Des archéologues ont identifié, sur une île indonésienne, une fresque rupestre datant d'il y a au moins 45 500 ans. C'est la plus ancienne œuvre d'art figurative découverte à ce jour.

Dans un papier publié le mercredi 13 janvier 2021, une équipe d’archéologues révèle avoir découvert la plus ancienne peinture rupestre jamais mise au jour. Elle se trouve en Indonésie, sur l’île de Célèbes (Sulawesi). « L’Indonésie abrite certaines des plus anciennes œuvres d’art rupestre connues », indiquent les scientifiques. Sur le territoire indonésien, des peintures datant d’il y a plus de 43 000 ans avaient déjà été découvertes. Mais celle révélée par ces nouvelles recherches — lors d’explorations en 2017 — remonte à 45 500 ans.

Que représente l’œuvre ?

La peinture d’art rupestre la mieux conservée, et qui a pu être datée représente un phacochère. D’une dimension de 136 centimètres de large sur 54 cm de hauteur, l’animal est peint avec un pigment d’ocre rouge foncé, une terre d’argile naturellement colorée ainsi.

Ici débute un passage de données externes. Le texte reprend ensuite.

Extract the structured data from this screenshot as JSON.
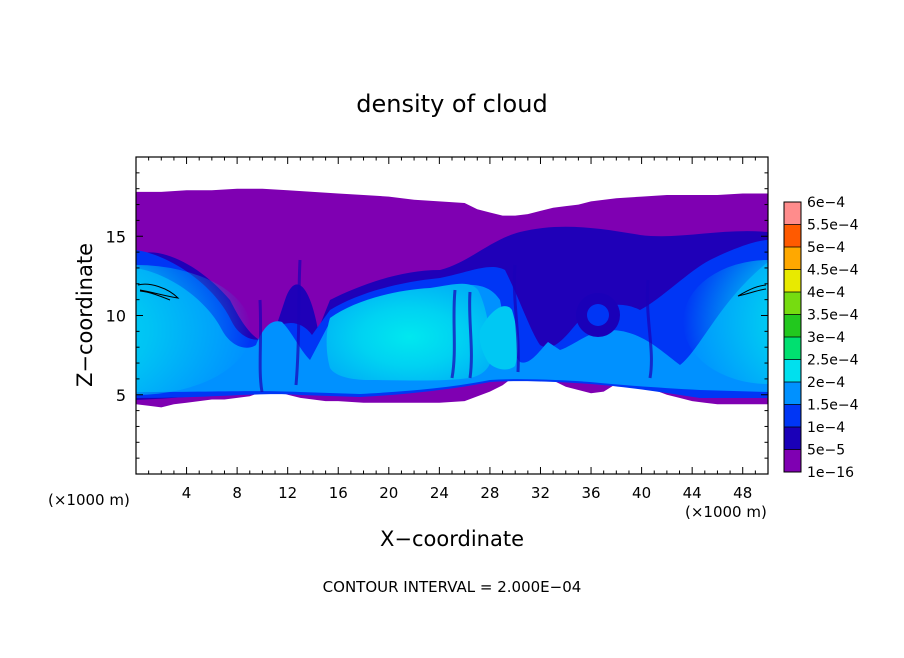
{
  "chart_data": {
    "type": "heatmap",
    "title": "density of cloud",
    "xlabel": "X−coordinate",
    "ylabel": "Z−coordinate",
    "x_unit_left": "(×1000 m)",
    "x_unit_right": "(×1000 m)",
    "footer": "CONTOUR INTERVAL = 2.000E−04",
    "xlim": [
      0,
      50
    ],
    "ylim": [
      0,
      20
    ],
    "x_ticks": [
      {
        "value": 4,
        "label": "4"
      },
      {
        "value": 8,
        "label": "8"
      },
      {
        "value": 12,
        "label": "12"
      },
      {
        "value": 16,
        "label": "16"
      },
      {
        "value": 20,
        "label": "20"
      },
      {
        "value": 24,
        "label": "24"
      },
      {
        "value": 28,
        "label": "28"
      },
      {
        "value": 32,
        "label": "32"
      },
      {
        "value": 36,
        "label": "36"
      },
      {
        "value": 40,
        "label": "40"
      },
      {
        "value": 44,
        "label": "44"
      },
      {
        "value": 48,
        "label": "48"
      }
    ],
    "y_ticks": [
      {
        "value": 5,
        "label": "5"
      },
      {
        "value": 10,
        "label": "10"
      },
      {
        "value": 15,
        "label": "15"
      }
    ],
    "colorbar": [
      {
        "label": "1e−16",
        "color": "#7f00b2"
      },
      {
        "label": "5e−5",
        "color": "#1a00b8"
      },
      {
        "label": "1e−4",
        "color": "#0036f5"
      },
      {
        "label": "1.5e−4",
        "color": "#0091ff"
      },
      {
        "label": "2e−4",
        "color": "#00e0ee"
      },
      {
        "label": "2.5e−4",
        "color": "#00e070"
      },
      {
        "label": "3e−4",
        "color": "#22c81e"
      },
      {
        "label": "3.5e−4",
        "color": "#76dc10"
      },
      {
        "label": "4e−4",
        "color": "#e8ea00"
      },
      {
        "label": "4.5e−4",
        "color": "#ffa800"
      },
      {
        "label": "5e−4",
        "color": "#ff5a00"
      },
      {
        "label": "5.5e−4",
        "color": "#ff2a1a"
      },
      {
        "label": "6e−4",
        "color": "#ff8c8c"
      }
    ],
    "cloud_extent": {
      "top": [
        [
          0,
          17.8
        ],
        [
          2,
          17.8
        ],
        [
          4,
          17.9
        ],
        [
          6,
          17.9
        ],
        [
          8,
          18.0
        ],
        [
          10,
          18.0
        ],
        [
          12,
          17.9
        ],
        [
          14,
          17.8
        ],
        [
          16,
          17.7
        ],
        [
          18,
          17.6
        ],
        [
          20,
          17.5
        ],
        [
          22,
          17.3
        ],
        [
          24,
          17.2
        ],
        [
          26,
          17.1
        ],
        [
          27,
          16.7
        ],
        [
          28,
          16.5
        ],
        [
          29,
          16.3
        ],
        [
          30,
          16.3
        ],
        [
          31,
          16.4
        ],
        [
          32,
          16.6
        ],
        [
          33,
          16.8
        ],
        [
          34,
          16.9
        ],
        [
          35,
          17.0
        ],
        [
          36,
          17.2
        ],
        [
          38,
          17.4
        ],
        [
          40,
          17.5
        ],
        [
          42,
          17.6
        ],
        [
          44,
          17.6
        ],
        [
          46,
          17.6
        ],
        [
          48,
          17.7
        ],
        [
          50,
          17.7
        ]
      ],
      "bottom": [
        [
          0,
          4.4
        ],
        [
          1,
          4.3
        ],
        [
          2,
          4.2
        ],
        [
          3,
          4.4
        ],
        [
          4,
          4.5
        ],
        [
          5,
          4.6
        ],
        [
          6,
          4.7
        ],
        [
          7,
          4.7
        ],
        [
          8,
          4.8
        ],
        [
          9,
          4.9
        ],
        [
          10,
          5.2
        ],
        [
          11,
          5.3
        ],
        [
          12,
          5.0
        ],
        [
          13,
          4.8
        ],
        [
          14,
          4.7
        ],
        [
          15,
          4.6
        ],
        [
          16,
          4.6
        ],
        [
          18,
          4.5
        ],
        [
          20,
          4.5
        ],
        [
          22,
          4.5
        ],
        [
          24,
          4.5
        ],
        [
          26,
          4.6
        ],
        [
          28,
          5.2
        ],
        [
          29,
          5.6
        ],
        [
          30,
          6.2
        ],
        [
          31,
          6.3
        ],
        [
          32,
          6.0
        ],
        [
          33,
          5.9
        ],
        [
          34,
          5.5
        ],
        [
          35,
          5.3
        ],
        [
          36,
          5.1
        ],
        [
          37,
          5.2
        ],
        [
          38,
          5.7
        ],
        [
          39,
          5.8
        ],
        [
          40,
          5.6
        ],
        [
          41,
          5.3
        ],
        [
          42,
          5.0
        ],
        [
          43,
          4.8
        ],
        [
          44,
          4.6
        ],
        [
          45,
          4.5
        ],
        [
          46,
          4.4
        ],
        [
          48,
          4.4
        ],
        [
          50,
          4.4
        ]
      ]
    }
  }
}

La peinture la mieux conservée. On observe également les mains humaines, sur la gauche. // Source : Griffith University / Adam Brumm

En plus du phacochère le mieux préservé, une « composition narrative ou une scène » apparaît : on trouve deux empreintes humaines de mains au niveau de l’arrière-train de l’animal, puis, en face de lui, deux autres peintures de phacochères ; voire une troisième difficilement discernable en raison de l’érosion.

« Nous en déduisons que cette fresque d’art rupestre a peut-être été conçue pour représenter un épisode d’interaction sociale entre au moins trois, et peut-être quatre, porcs. » Cela pourrait être la représentation d’une interaction conflictuelle ou issue d’un rituel de reproduction entre ces phacochères, selon les archéologues.

Deux autres phacochères, moins bien conservés. // Source : Griffith University / Adam Brumm

Il s’agit d’une espèce de phacochères n’existant que sur l’île de Célèbes — isolés du reste du monde sur cette péninsule, leur évolution a divergé. Ils avaient probablement une grande importance pour les habitants, ne serait-ce qu’en matière de nourriture, ce qui se remarque par l’imagerie qui en est faite sur la fresque : alors que ces phacochères sont assez petits en taille, très courts sur patte, la peinture les met en valeur comme des êtres imposants, bien en chair.

Comment l’a-t-on datée ?

On ne peut dater l’ancienneté d’une peinture rupestre que par des méthodes indirectes. En l’occurrence, les archéologues ont échantillonné les dépôts de roche calcite qui se sont développée par-dessus l’œuvre, et qui interviennent donc après qu’elle a été peinte. La méthode utilisée est une datation de l’uranium.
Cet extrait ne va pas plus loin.